Saying that “smelters have an abundance of data” is like saying “the earth’s crust has an abundance of aluminium”.

While technically correct, it implies that the desired product just lies there, waiting to be dug up and used. Both statements start at the end (the final product) and ignore the strenuous processing required to obtain the final product from the starting material.

No one in his right mind would pick up a shovel and start digging for aluminium metal in an open pit mine. Yet this is exactly what happens in every new digital transformation initiative or new digital startup: a solution is built assuming the “data is already there”.

For the case of aluminium the distinction is clear: we know that the source material comes from across the globe, i.e. the process is painfully visible.

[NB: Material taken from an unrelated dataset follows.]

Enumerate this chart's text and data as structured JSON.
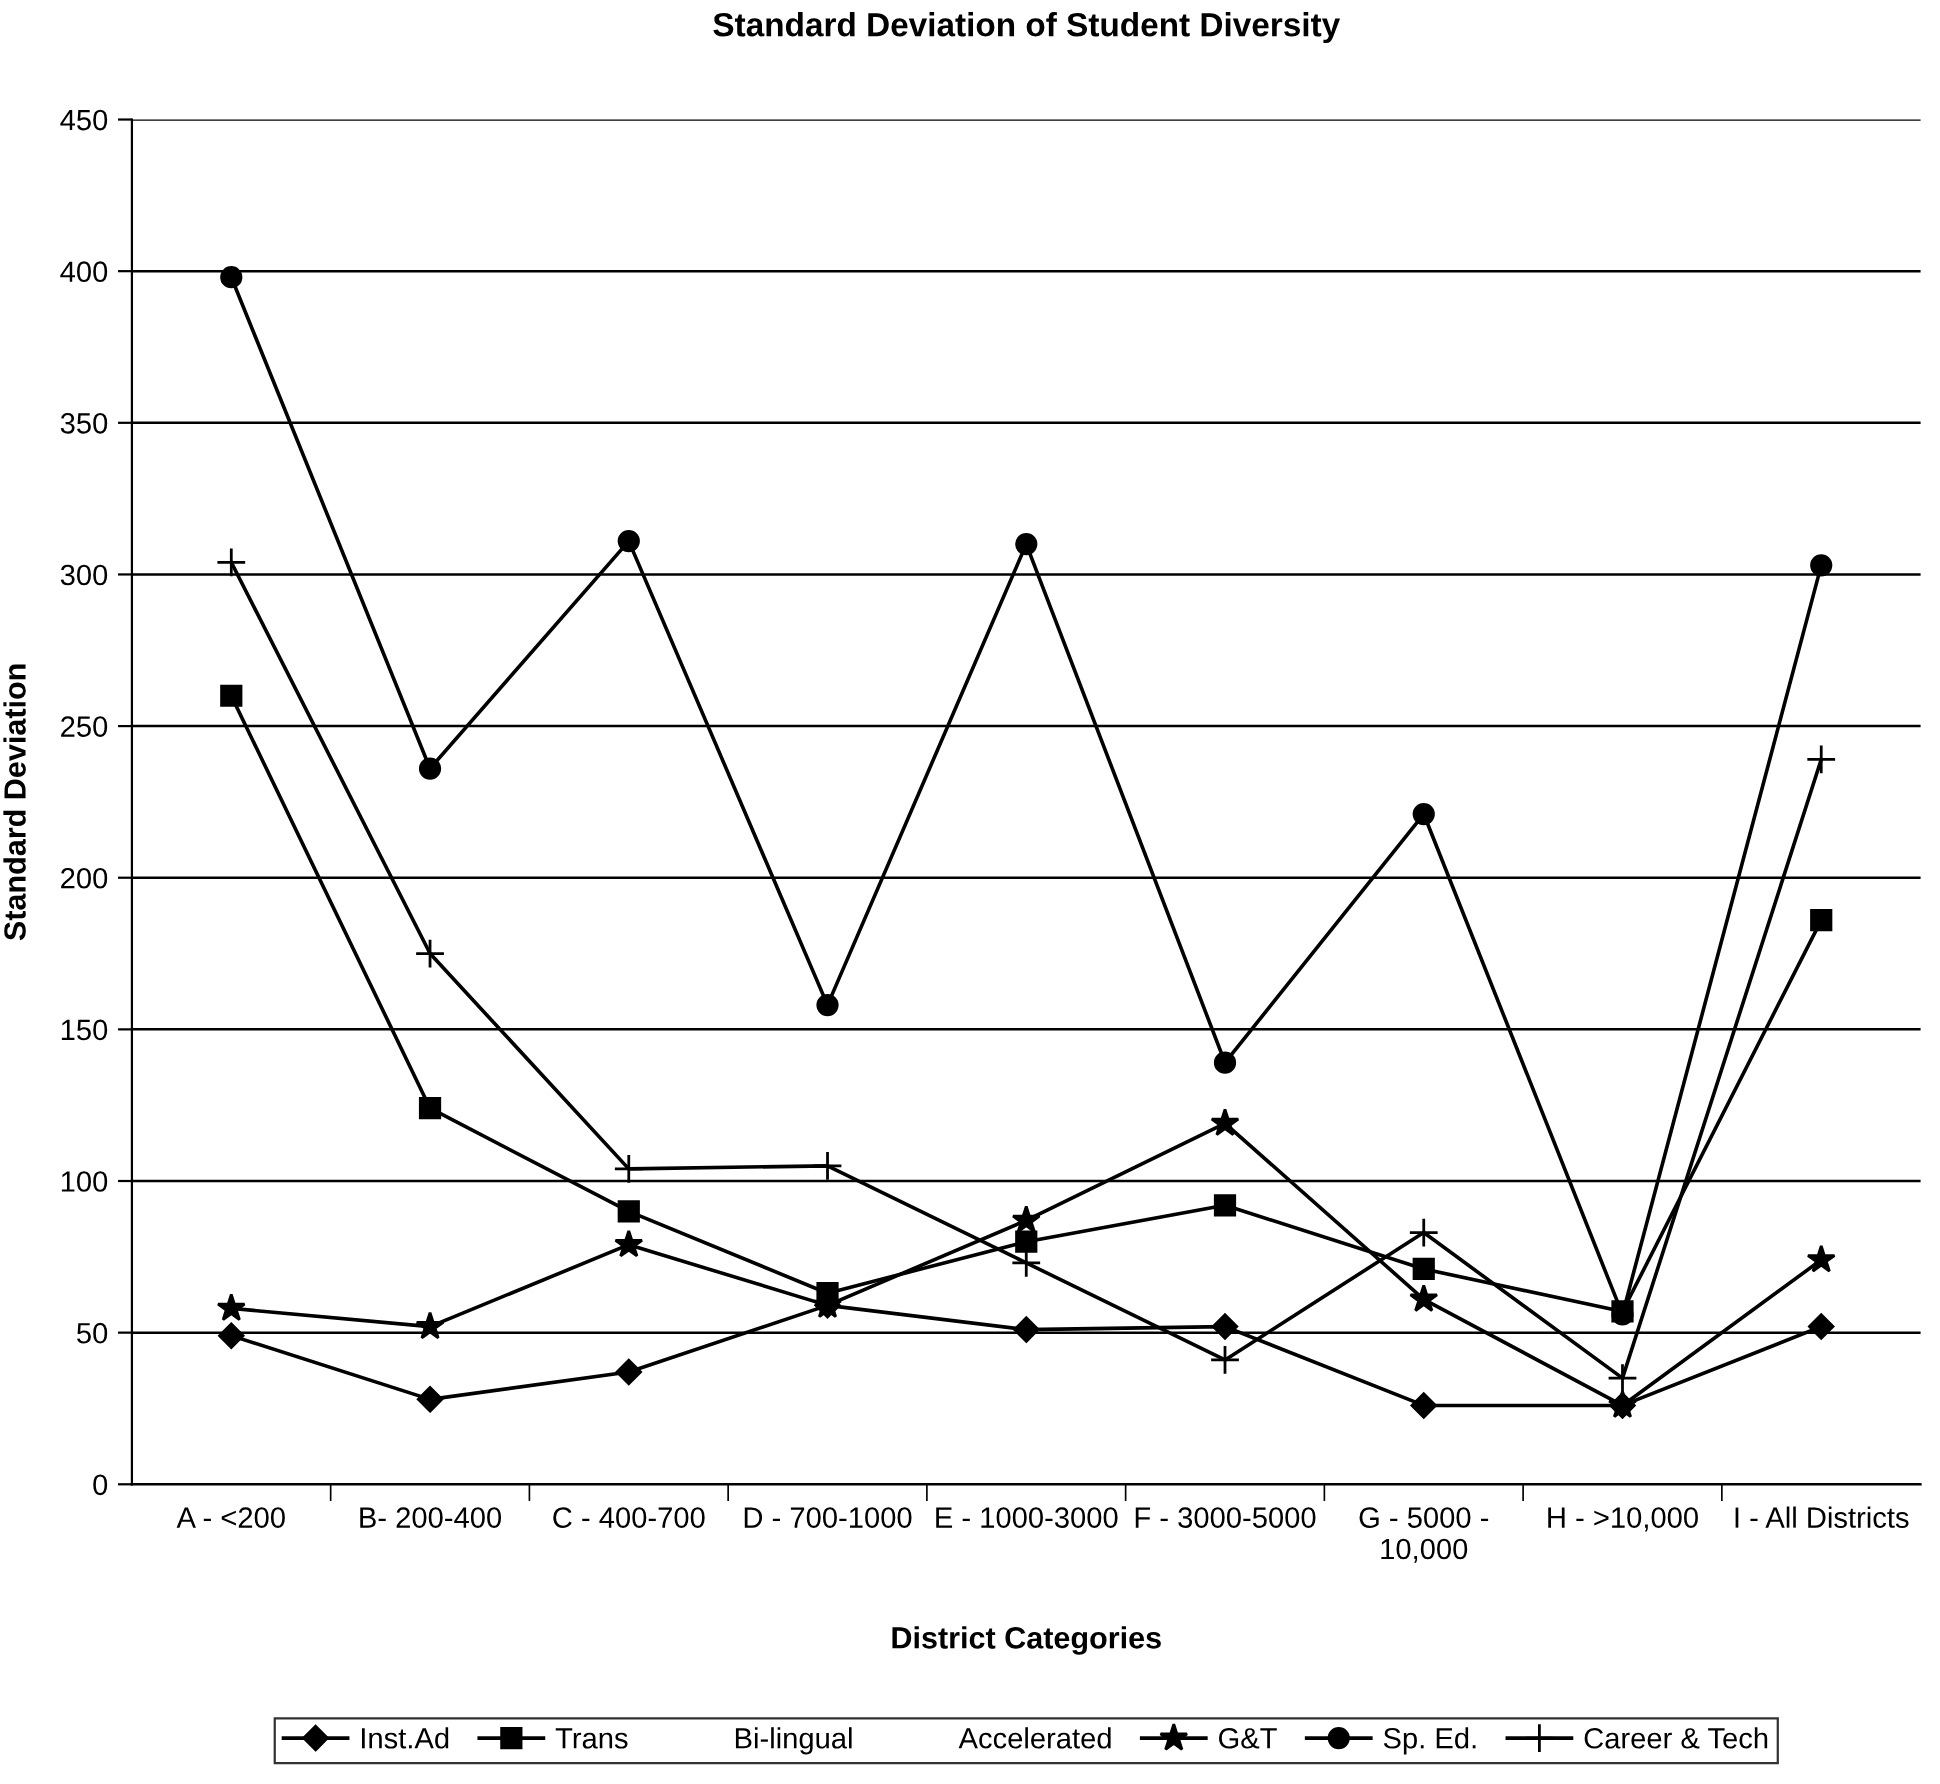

It’s much easier to fool yourself by looking at a server and thinking “yep, all our data is in there”. Sure, the data is on a disk but it needs 1) cleaning and 2) annotation. The complexity of this cleaning step is obscured because it completely takes place in “cyber space” and is only visible to your IT-personnel.

On most projects I’ve worked on, the cleaning step was so time-consuming that we may as well have started from scratch by collecting new data. Large portions of existing data turned out to be completely unusable and were later discarded.

Hypothetically, even if you stumble on pristine data that you can use right away, you rarely uncover something new. It’s usually some correlation between physical phenomena that was already discovered by some French scientist over a century ago via chemical thermodynamics.

I’m still optimistic about data and truly believe there is treasure to be found on the hard drives in your IT-department. But it’s not under the form of “data” itself.

But if not data, what are we really looking for?

We are looking for information - and I don’t think we will simply find it. Information, like aluminium, has to be created by refining the starter product: data. This is where the overlooked second step of annotation comes in.